January 12, 2016

Saudi Debt Risk on Par With Junk-Rated Portugal as Oil Slides


The world is going to be destabilized like never before. The Kingdom is not going to pay its bills and continue with freebies for loyalty scheme with the oil so low.

Shias are already revolting, the remaining public will revolt when Saudi Govt withdraws subsidies. 

Saudi Arabia will be a basket case for this instability in the foreseeable future.

Warning all Asian expats in Saudi be alert to financial developments move out by late 2016 or early 2017.

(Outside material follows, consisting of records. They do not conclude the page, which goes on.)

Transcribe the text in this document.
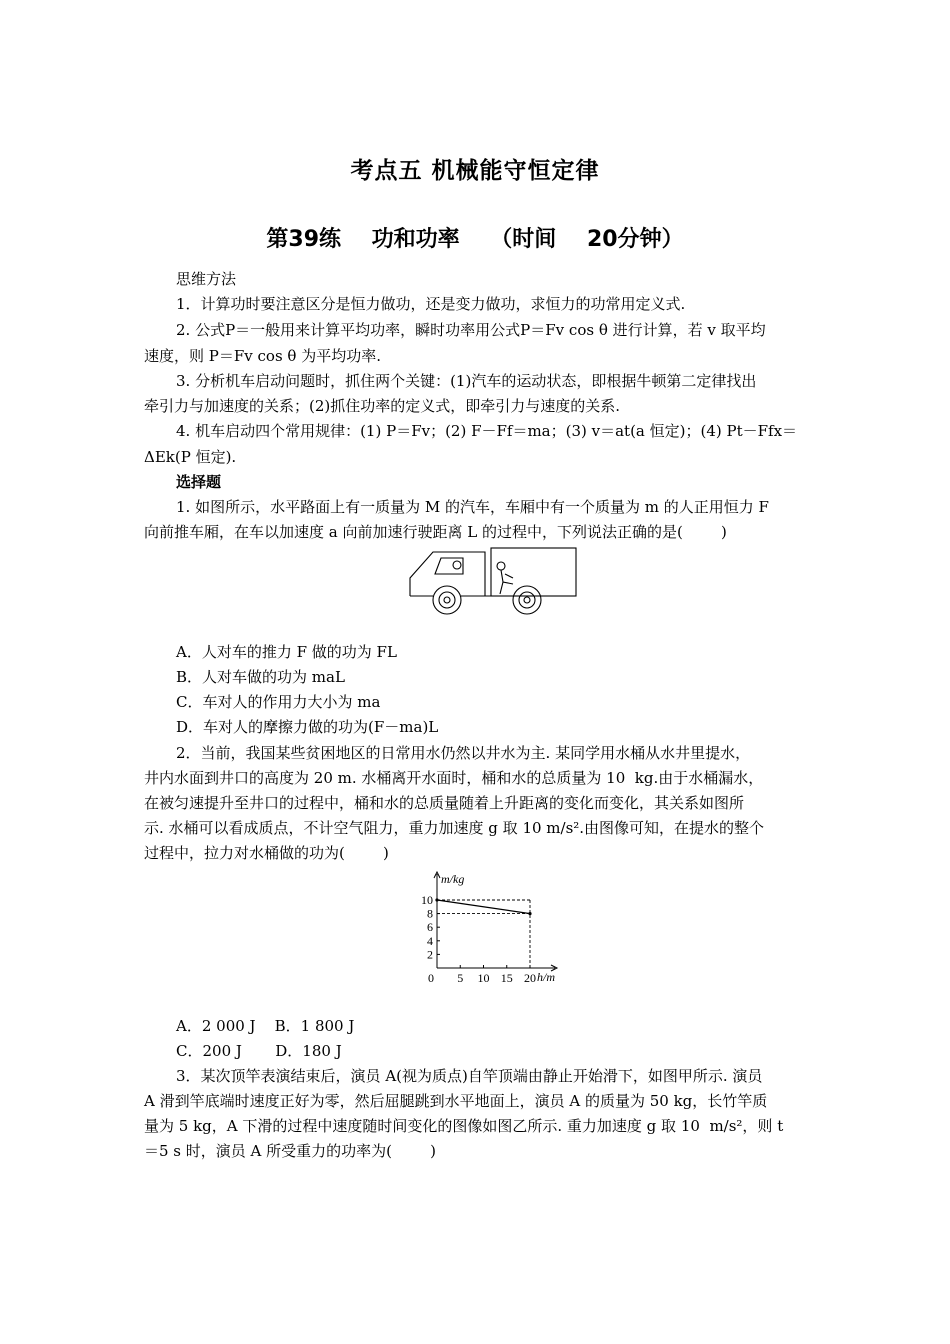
考点五 机械能守恒定律
第39练    功和功率    （时间    20分钟）
思维方法
1．计算功时要注意区分是恒力做功，还是变力做功，求恒力的功常用定义式.
2. 公式P＝一般用来计算平均功率，瞬时功率用公式P＝Fv cos θ 进行计算，若 v 取平均
速度，则 P＝Fv cos θ 为平均功率.
3. 分析机车启动问题时，抓住两个关键：(1)汽车的运动状态，即根据牛顿第二定律找出
牵引力与加速度的关系；(2)抓住功率的定义式，即牵引力与速度的关系.
4. 机车启动四个常用规律：(1) P＝Fv；(2) F－Ff＝ma；(3) v＝at(a 恒定)；(4) Pt－Ffx＝
ΔEk(P 恒定).
选择题
1. 如图所示，水平路面上有一质量为 M 的汽车，车厢中有一个质量为 m 的人正用恒力 F
向前推车厢，在车以加速度 a 向前加速行驶距离 L 的过程中，下列说法正确的是(        )
A．人对车的推力 F 做的功为 FL
B．人对车做的功为 maL
C．车对人的作用力大小为 ma
D．车对人的摩擦力做的功为(F－ma)L
2．当前，我国某些贫困地区的日常用水仍然以井水为主. 某同学用水桶从水井里提水，
井内水面到井口的高度为 20 m. 水桶离开水面时，桶和水的总质量为 10  kg.由于水桶漏水，
在被匀速提升至井口的过程中，桶和水的总质量随着上升距离的变化而变化，其关系如图所
示. 水桶可以看成质点，不计空气阻力，重力加速度 g 取 10 m/s².由图像可知，在提水的整个
过程中，拉力对水桶做的功为(        )
m/kg
h/m
2
4
6
8
10
0 5 10 15 20
A．2 000 J    B．1 800 J
C．200 J       D．180 J
3．某次顶竿表演结束后，演员 A(视为质点)自竿顶端由静止开始滑下，如图甲所示. 演员
A 滑到竿底端时速度正好为零，然后屈腿跳到水平地面上，演员 A 的质量为 50 kg，长竹竿质
量为 5 kg，A 下滑的过程中速度随时间变化的图像如图乙所示. 重力加速度 g 取 10  m/s²，则 t
＝5 s 时，演员 A 所受重力的功率为(        )
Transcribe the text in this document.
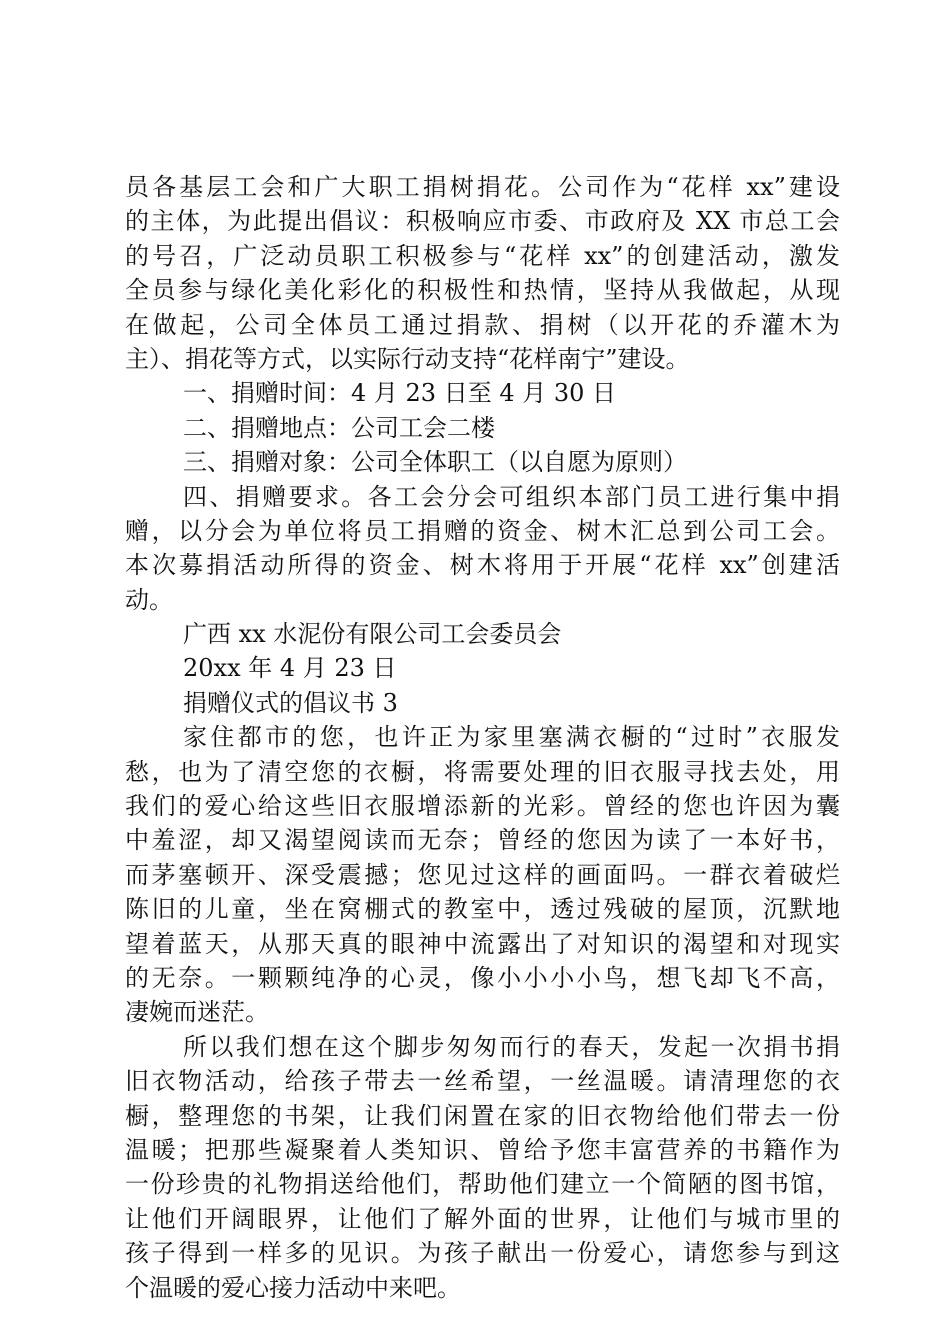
员各基层工会和广大职工捐树捐花。公司作为“花样 xx”建设
的主体，为此提出倡议：积极响应市委、市政府及 XX 市总工会
的号召，广泛动员职工积极参与“花样 xx”的创建活动，激发
全员参与绿化美化彩化的积极性和热情，坚持从我做起，从现
在做起，公司全体员工通过捐款、捐树（以开花的乔灌木为
主）、捐花等方式，以实际行动支持“花样南宁”建设。
一、捐赠时间：4 月 23 日至 4 月 30 日
二、捐赠地点：公司工会二楼
三、捐赠对象：公司全体职工（以自愿为原则）
四、捐赠要求。各工会分会可组织本部门员工进行集中捐
赠，以分会为单位将员工捐赠的资金、树木汇总到公司工会。
本次募捐活动所得的资金、树木将用于开展“花样 xx”创建活
动。
广西 xx 水泥份有限公司工会委员会
20xx 年 4 月 23 日
捐赠仪式的倡议书 3
家住都市的您，也许正为家里塞满衣橱的“过时”衣服发
愁，也为了清空您的衣橱，将需要处理的旧衣服寻找去处，用
我们的爱心给这些旧衣服增添新的光彩。曾经的您也许因为囊
中羞涩，却又渴望阅读而无奈；曾经的您因为读了一本好书，
而茅塞顿开、深受震撼；您见过这样的画面吗。一群衣着破烂
陈旧的儿童，坐在窝棚式的教室中，透过残破的屋顶，沉默地
望着蓝天，从那天真的眼神中流露出了对知识的渴望和对现实
的无奈。一颗颗纯净的心灵，像小小小小鸟，想飞却飞不高，
凄婉而迷茫。
所以我们想在这个脚步匆匆而行的春天，发起一次捐书捐
旧衣物活动，给孩子带去一丝希望，一丝温暖。请清理您的衣
橱，整理您的书架，让我们闲置在家的旧衣物给他们带去一份
温暖；把那些凝聚着人类知识、曾给予您丰富营养的书籍作为
一份珍贵的礼物捐送给他们，帮助他们建立一个简陋的图书馆，
让他们开阔眼界，让他们了解外面的世界，让他们与城市里的
孩子得到一样多的见识。为孩子献出一份爱心，请您参与到这
个温暖的爱心接力活动中来吧。
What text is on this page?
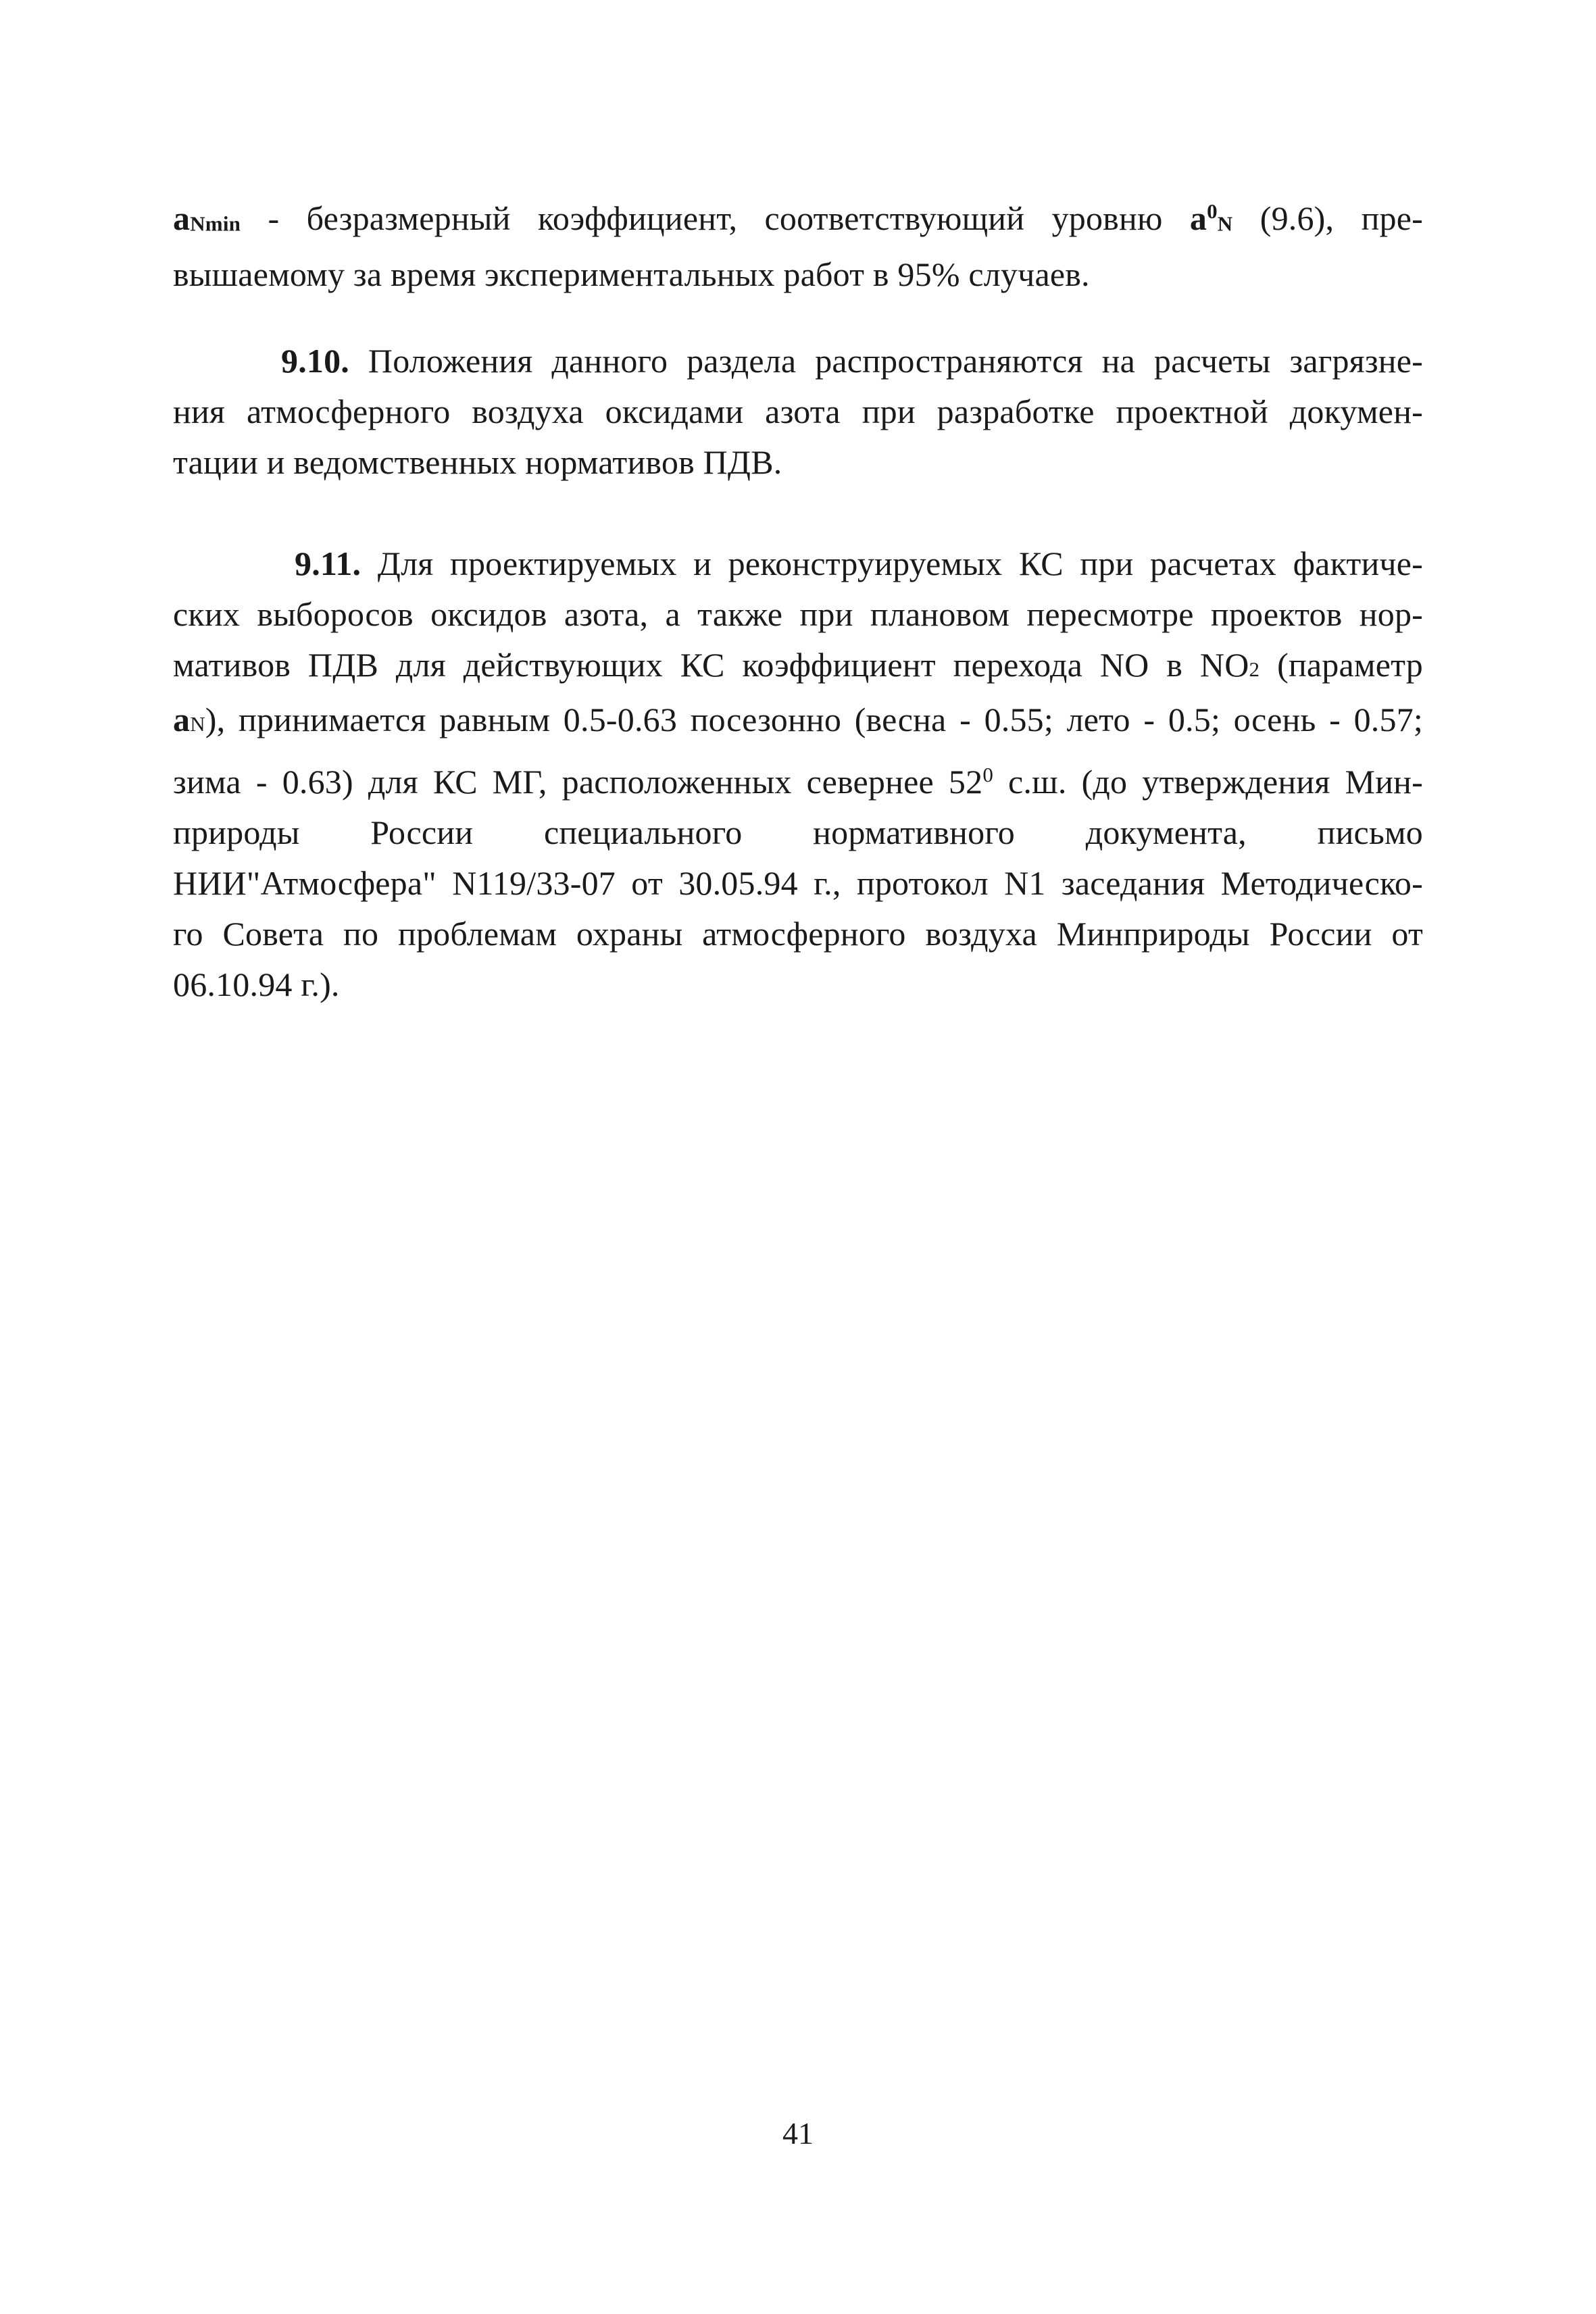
aNmin - безразмерный коэффициент, соответствующий уровню $a^0N$ (9.6), пре-
вышаемому за время экспериментальных работ в 95% случаев.
9.10. Положения данного раздела распространяются на расчеты загрязне-
ния атмосферного воздуха оксидами азота при разработке проектной докумен-
тации и ведомственных нормативов ПДВ.
9.11. Для проектируемых и реконструируемых КС при расчетах фактиче-
ских выборосов оксидов азота, а также при плановом пересмотре проектов нор-
мативов ПДВ для действующих КС коэффициент перехода NO в NO2 (параметр
aN), принимается равным 0.5-0.63 посезонно (весна - 0.55; лето - 0.5; осень - 0.57;
зима - 0.63) для КС МГ, расположенных севернее $52^0$ с.ш. (до утверждения Мин-
природы      России      специального      нормативного      документа,      письмо
НИИ"Атмосфера" N119/33-07 от 30.05.94 г., протокол N1 заседания Методическо-
го Совета по проблемам охраны атмосферного воздуха Минприроды России от
06.10.94 г.).
41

http://www.bloomberg.com/news/articles/2016-01-11/saudi-debt-risk-on-par-with-junk-rated-portugal-as-oil-slides




Investors wanting to take out insurance on Saudi Arabia’s debt have to pay as much as they would for Portugal, a nation still saddled with a junk credit-rating five years after an international bailout.
The cost of insuring the kingdom’s debt more than doubled in the past 12 months to 190 basis points on Thursday, the highest since April 2009, according to CMA prices compiled by Bloomberg. That’s six basis points more than contracts linked to debt from Portugal, whose rating is seven levels below Saudi Arabia’s Aa3 investment grade at Moody’s Investors Service. The Arab nation’s credit-default swaps traded at 185 basis points on Monday.


Saudi Arabia’s finances are under pressure as it fights a war in Yemen at a time when crude prices are languishing at the lowest level in almost 12 years. The country, which counts on energy exports for 70 percent of government revenue, sold bonds for the first time since 2007 last year to help fund a budget deficit that may have been the widest since 1991. Net foreign assets dropped for 10 straight months through November, the longest streak since at least 2006, to $627 billion.
“They have huge reserves and extremely low debt, but the question is, how long are oil prices going to stay at this level?” said Anthony Simond, an investment manager who helps oversee about $10 billion of emerging-market debt at London-based Aberdeen Asset Management.
Brent crude, a pricing benchmark for more than half the world’s oil, sank below $35 a barrel last week. It was down 2.8 percent to $30.69 a barrel as of 8 a.m. in London, the lowest level since April 2004.

Proxy Debt

The bonds of state-controlled Saudi Electricity Co., used as a proxy for the government in the absence of any international sovereign debt, have tumbled as oil has retreated. The yield on the company’s $1.5 billion securities due April 2024 has surged 49 basis points since the start of the year to a record 4.6 percent on Monday. The extra premium investors demand to buy the debt over U.S. Treasuries of similar maturity widened to an all-time high.

“Rising spreads may have an impact on whether or not they come to the market,” Simond said.
Saudi Arabia last month announced spending and subsidy cuts, reflecting scaled-back revenue expectations. The nation’s budget envisions cutting expenditure to 840 billion riyals ($224 billion) this year after it reached 975 billion riyals in 2015, 13 percent above target. The kingdom has assets that it hasn’t utilized yet, and non-oil revenue may reach $100 billion over the next five years, Deputy Crown Prince Mohammad bin Salman said in an interview with The Economist last week.

Traders are insuring more Saudi debt than ever, with outstanding contracts covering an unprecedented $636 million as of Jan. 1, according to Depository Trust & Clearing Corp. data. While that’s less than half the bonds insured from the United Arab Emirates, it’s a leap for a nation whose debt-to-gross domestic product rose to almost 7 percent last year from less than 2 percent in 2014, according to the International Monetary Fund.

With the kingdom’s finances strained and tension escalating between mainly-Sunni Saudi Arabia and Shiite-dominated Iran, Barclays Plc sees five-year default swaps rising a further 50 to 100 basis points, according to an e-mailed report on Wednesday.